Голос человека, громкий и властный, был резкого, неприятного горлового тембра тенор. Он казался слишком высоким и тонким для плотной фигуры человека и так же не гармонировал с его общим обликом, как его борода с белой одеждой.
— Прости, дорогой брат, — сказал смущенный Мулга. — Я никак не предполагал, что тебя может обеспокоить в твоей святой молитве мой голос. Я был довольно далеко от твоей комнаты, и пес мой был рядом со мною.
— Нечего тебе Лазаря петь и оправдываться, нечего взывать к моему милосердию, — прервал его снова молитвенничек, — разве есть тебе прощение за то, что ты разбил мое видение? Небеса готовы были мне открыться, и на тебе преступление, что я их не увидел. Тебя надо убрать отсюда, я сейчас же иду в Общину, там расскажу старшему всю правду. Да и он-то хорош. Ваш старший! Ничего не знает и не понимает, что у него тут делается: ему докладывают, что пришел ясновидец, он шлет приказ мне задержаться здесь. Ну где видано подобное непонимание?
Ясновидец хотел еще что-то прибавить, но Франциск вышел из тени и, поклонившись незнакомцу, спросил его:
— Не ты ли брат Иероним, приславший в Общину крест со святыми мощами?
— Да, я послал крест с мощами и плат, которым обтер гроб Господень.

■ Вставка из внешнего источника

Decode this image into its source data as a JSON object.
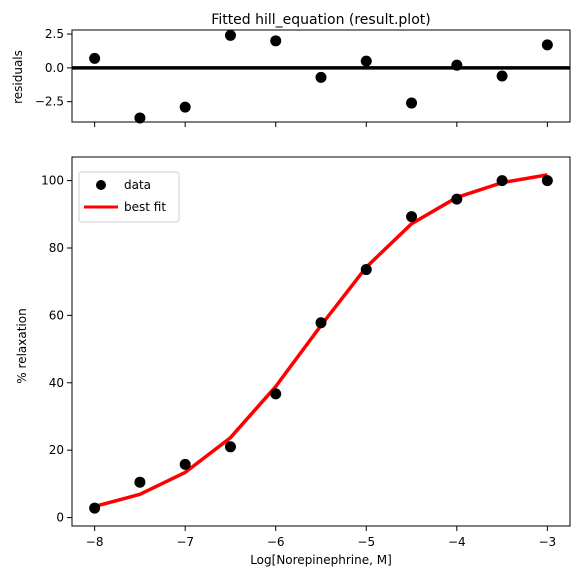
{
  "chart_data": [
    {
      "type": "scatter",
      "title": "Fitted hill_equation (result.plot)",
      "xlabel": "",
      "ylabel": "residuals",
      "xlim": [
        -8.25,
        -2.75
      ],
      "ylim": [
        -4.0,
        2.8
      ],
      "yticks": [
        2.5,
        0.0,
        -2.5
      ],
      "ytick_labels": [
        "2.5",
        "0.0",
        "−2.5"
      ],
      "xticks": [
        -8,
        -7,
        -6,
        -5,
        -4,
        -3
      ],
      "zero_line": 0,
      "x": [
        -8,
        -7.5,
        -7,
        -6.5,
        -6,
        -5.5,
        -5,
        -4.5,
        -4,
        -3.5,
        -3
      ],
      "residuals": [
        0.7,
        -3.7,
        -2.9,
        2.4,
        2.0,
        -0.7,
        0.5,
        -2.6,
        0.2,
        -0.6,
        1.7
      ]
    },
    {
      "type": "line",
      "title": "",
      "xlabel": "Log[Norepinephrine, M]",
      "ylabel": "% relaxation",
      "xlim": [
        -8.25,
        -2.75
      ],
      "ylim": [
        -2.5,
        107
      ],
      "xticks": [
        -8,
        -7,
        -6,
        -5,
        -4,
        -3
      ],
      "xtick_labels": [
        "−8",
        "−7",
        "−6",
        "−5",
        "−4",
        "−3"
      ],
      "yticks": [
        0,
        20,
        40,
        60,
        80,
        100
      ],
      "ytick_labels": [
        "0",
        "20",
        "40",
        "60",
        "80",
        "100"
      ],
      "legend_position": "top-left",
      "series": [
        {
          "name": "data",
          "kind": "scatter",
          "color": "#000000",
          "x": [
            -8,
            -7.5,
            -7,
            -6.5,
            -6,
            -5.5,
            -5,
            -4.5,
            -4,
            -3.5,
            -3
          ],
          "values": [
            2.8,
            10.5,
            15.8,
            21.0,
            36.7,
            57.8,
            73.6,
            89.3,
            94.5,
            100.0,
            100.0
          ]
        },
        {
          "name": "best fit",
          "kind": "line",
          "color": "#ff0000",
          "x": [
            -8,
            -7.5,
            -7,
            -6.5,
            -6,
            -5.5,
            -5,
            -4.5,
            -4,
            -3.5,
            -3
          ],
          "values": [
            3.3,
            6.9,
            13.4,
            23.7,
            38.9,
            57.0,
            74.3,
            87.2,
            95.0,
            99.4,
            101.7
          ]
        }
      ]
    }
  ]
}
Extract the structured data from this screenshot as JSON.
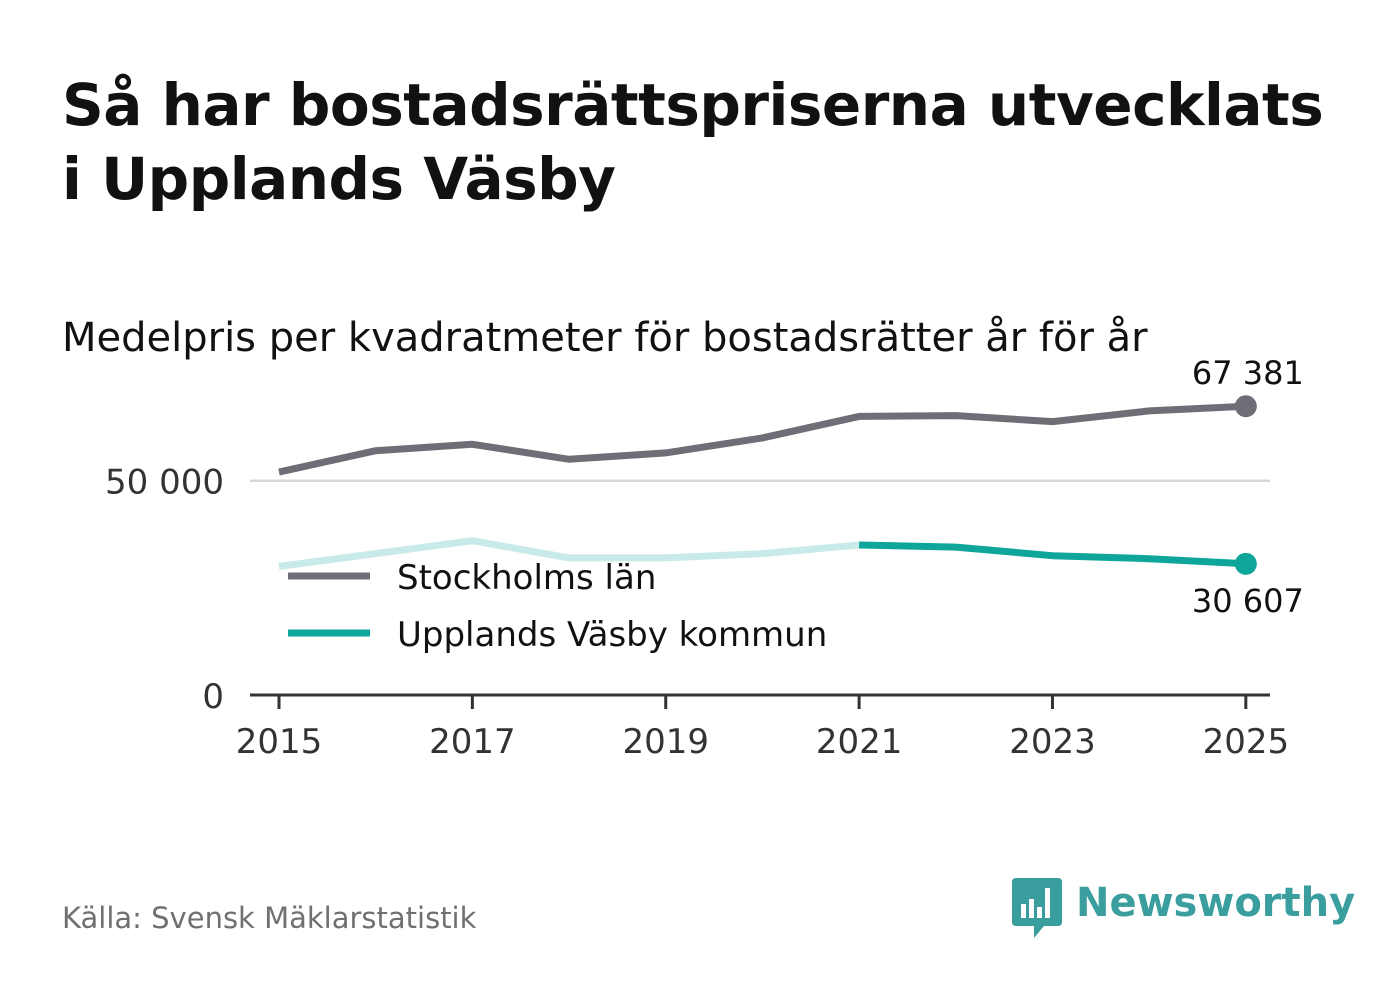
{
  "title": "Så har bostadsrättspriserna utvecklats i Upplands Väsby",
  "subtitle": "Medelpris per kvadratmeter för bostadsrätter år för år",
  "source": "Källa: Svensk Mäklarstatistik",
  "brand": "Newsworthy",
  "colors": {
    "stockholm": "#6f6e76",
    "vasby": "#0ea69b",
    "vasby_faded": "#c8eae8",
    "grid": "#d9d9d9",
    "axis": "#333333",
    "brand": "#3a9e9e"
  },
  "chart_data": {
    "type": "line",
    "title": "Medelpris per kvadratmeter för bostadsrätter år för år",
    "xlabel": "",
    "ylabel": "",
    "x": [
      2015,
      2016,
      2017,
      2018,
      2019,
      2020,
      2021,
      2022,
      2023,
      2024,
      2025
    ],
    "xticks": [
      "2015",
      "2017",
      "2019",
      "2021",
      "2023",
      "2025"
    ],
    "yticks": [
      {
        "value": 0,
        "label": "0"
      },
      {
        "value": 50000,
        "label": "50 000"
      }
    ],
    "ylim": [
      0,
      70000
    ],
    "xlim": [
      2014.7,
      2025.25
    ],
    "series": [
      {
        "name": "Stockholms län",
        "color": "#6f6e76",
        "values": [
          52000,
          57000,
          58500,
          55000,
          56500,
          60000,
          65000,
          65200,
          63800,
          66300,
          67381
        ],
        "end_label": "67 381"
      },
      {
        "name": "Upplands Väsby kommun",
        "color": "#0ea69b",
        "faded_color": "#c8eae8",
        "faded_until": 2021,
        "values": [
          30000,
          33000,
          36000,
          32000,
          32000,
          33000,
          35000,
          34500,
          32500,
          31800,
          30607
        ],
        "end_label": "30 607"
      }
    ],
    "legend": {
      "position": "middle-left",
      "items": [
        "Stockholms län",
        "Upplands Väsby kommun"
      ]
    },
    "grid": true
  }
}
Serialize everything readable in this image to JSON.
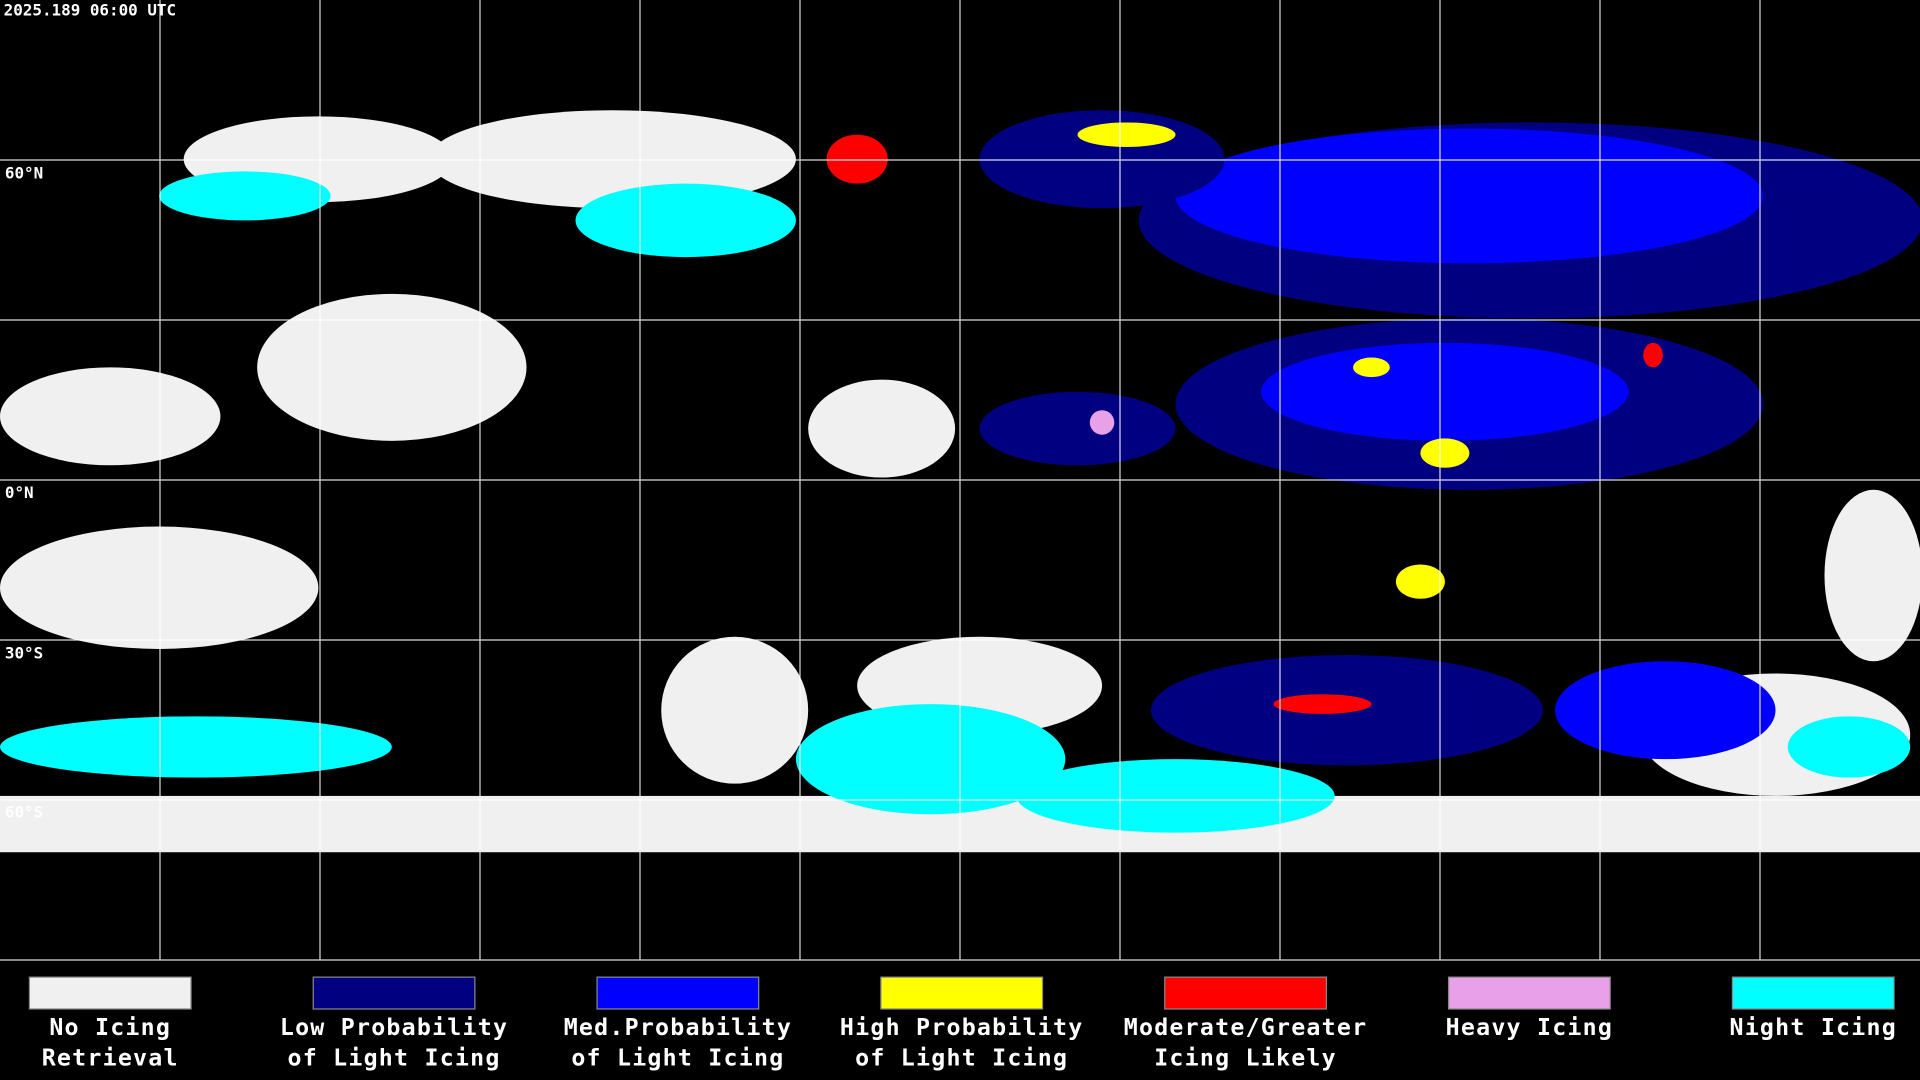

— Зачем же ты, если ты ясновидец, обманываешь людей? Ты ведь знал, что в кресте сухой хлеб вместо мощей, и ты сам лучше всех знаешь, что ты никогда у гроба Господня не был, не только его не обтирал. И платок твой, и крест я тебе возвращаю, возьми их. Я прислан тебе сказать, что и на кресте, и на платке положен зарок. До тех пор пока ты не выучишься говорить только одну правду, ты не сможешь снять с себя креста, который я на тебя надеваю, и не потеряешь платка, который я кладу тебе в карман. Где бы ты ни оставлял свой платок, кому бы ты его ни дарил, он все будет возвращаться к тебе, будет находить тебя повсюду. И только тогда, когда твои уста и сердце научатся славить Бога в тишине, в правде и в смирении, только тогда ты придешь сюда вновь и найдешь вход в Общину. Теперь же не только там, но и здесь тебе нет места. Иди отсюда, бедный человек, и чтобы речь твоя не смущала людей, иди молча, потеряй дар речи и обрети его тогда, когда на самом деле доберешься до гроба Господня. Постигни истину: чем ты лживо соблазнял, то ты должен сам же и искупить. Ты страшил людей, что призовешь на их головы наказание Божие. Сходи пешком в Иерусалим, выполни там весь обряд покаяния, через который ты заставил многих пройти, найди бесстрашие в своем трусливом сердце. Когда из него уйдет весь страх, тогда в нем проснутся любовь и правда. Вот тогда придешь сюда вновь. Я лишаю тебя дара речи не для того, чтобы причинить тебе унижение и боль, но чтобы спасти тебя от всех безумных слов, что в тебе клокочут. Иди же, друг. Здесь тебе сейчас не место. Ты достиг Общины только для того, чтобы понять ужас заблуждения, в каком идешь, и найти путь к спасению. Вот этот благородный пес доведет тебя в целости и сохранности до ближайшего места, откуда тебя увезут на верблюде и перебросят в заселенные места. Там дадут тебе немного хлеба и денег, а дальше иди уже сам.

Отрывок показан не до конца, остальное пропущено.